I guess I'd start by sorting the strings by length - largest first (hopefully the order of unique strings won't matter - if they do, then it gets moderately, but not immensely, more complex):

@sequences = sort { length($b) <=> length($a) } @sequences
Once we have that, then I would go through and find the unique ones. Now, given that we are going from largest to smallest, the item we're about to put in the array must either match or be a subset of an existing item. It cannot be the other way around: that an item in the output list is a subset of the item we're looking at. Thus we only have to check against the list that we have so far:
use List::MoreUtils qw(any); my @uniq_sequences; for my $seq (@sequences) { push @uniq_sequences, $seq if any { index $_, $seq >= 0 } @uniq_sequences; }
Now, since we're only looping over the large array once, and the small array many times, this may be Fast Enough. In fact, we're not looping over everything in the small array - unless there is no match found (or the item we're looking for is the last one).

There are definitely items I can think of benchmarking to see if there are speedups to be found. One possibility would be to go from small to large (reverse order) and see if a regex-optimiser could smoosh the words you're looking for into an optimised search. While I doubt this would actually speed anything up (the optimisation might dwarf the loop in my original solution above), only a benchmark would be sure.

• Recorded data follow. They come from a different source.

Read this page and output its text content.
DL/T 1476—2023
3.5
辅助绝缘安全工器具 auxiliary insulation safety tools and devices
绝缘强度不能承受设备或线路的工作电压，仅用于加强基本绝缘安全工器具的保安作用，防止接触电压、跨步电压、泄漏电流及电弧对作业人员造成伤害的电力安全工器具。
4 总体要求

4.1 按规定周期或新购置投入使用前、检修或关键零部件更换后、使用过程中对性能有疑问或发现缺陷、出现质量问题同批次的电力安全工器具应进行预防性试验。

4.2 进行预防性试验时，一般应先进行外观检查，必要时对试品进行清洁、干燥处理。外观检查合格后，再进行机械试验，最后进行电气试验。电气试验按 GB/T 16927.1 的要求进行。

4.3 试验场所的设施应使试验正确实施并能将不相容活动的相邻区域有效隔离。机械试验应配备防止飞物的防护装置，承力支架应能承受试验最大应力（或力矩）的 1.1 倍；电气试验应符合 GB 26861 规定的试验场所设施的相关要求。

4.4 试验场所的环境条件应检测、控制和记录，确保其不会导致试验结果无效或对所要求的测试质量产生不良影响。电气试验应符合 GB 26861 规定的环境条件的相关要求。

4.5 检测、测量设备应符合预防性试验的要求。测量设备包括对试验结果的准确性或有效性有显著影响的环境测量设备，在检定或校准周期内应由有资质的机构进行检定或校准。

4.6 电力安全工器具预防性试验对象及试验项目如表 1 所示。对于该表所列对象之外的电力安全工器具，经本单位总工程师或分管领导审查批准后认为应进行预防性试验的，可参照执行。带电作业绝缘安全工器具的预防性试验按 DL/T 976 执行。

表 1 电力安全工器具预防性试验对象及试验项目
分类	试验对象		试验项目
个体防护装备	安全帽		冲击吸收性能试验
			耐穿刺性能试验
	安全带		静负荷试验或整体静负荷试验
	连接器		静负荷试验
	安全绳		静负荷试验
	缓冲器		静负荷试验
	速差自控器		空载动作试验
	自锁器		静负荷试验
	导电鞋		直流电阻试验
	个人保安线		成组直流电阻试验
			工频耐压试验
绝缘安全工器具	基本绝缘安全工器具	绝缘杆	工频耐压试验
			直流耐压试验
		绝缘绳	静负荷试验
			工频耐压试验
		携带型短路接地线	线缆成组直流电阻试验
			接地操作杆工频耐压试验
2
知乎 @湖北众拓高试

Another possibility would be to compile your sequences down to byte sequences. Since this looks like DNA, thus only four letters, each position could basically be a 2 bits of data: A could be 0b00, G could be 0b01, C could be 0b10, and T could be 0b11. With some serious bit-manipulating math, where you have to shift stuff around for comparisons, you may be able to get more speed. Again, a benchmark would need to be done to be sure. This one likely holds some promise, but at the expense of some serious development time. My guess? It's not worth it. For the amount of money your employer would be paying you for that amount of time, it's probably cheaper to buy a faster CPU and/or more RAM, to run the original algorithm. And then you'll have a faster computer, too :-) (Of course, if someone gives you an already-tested solution to your issue using this algorithm, especially if it comes with unit tests, then TAKE IT.)

Replies are listed 'Best First'.
Re^2: list of unique strings, also eliminating matching substrings
by lindsay_grey (Novice) on May 21, 2011 at 03:53 UTC
    Thank you! I will definitely try this and hope that it is Fast Enough so as to avoid the Serious Bit-manipulating Math!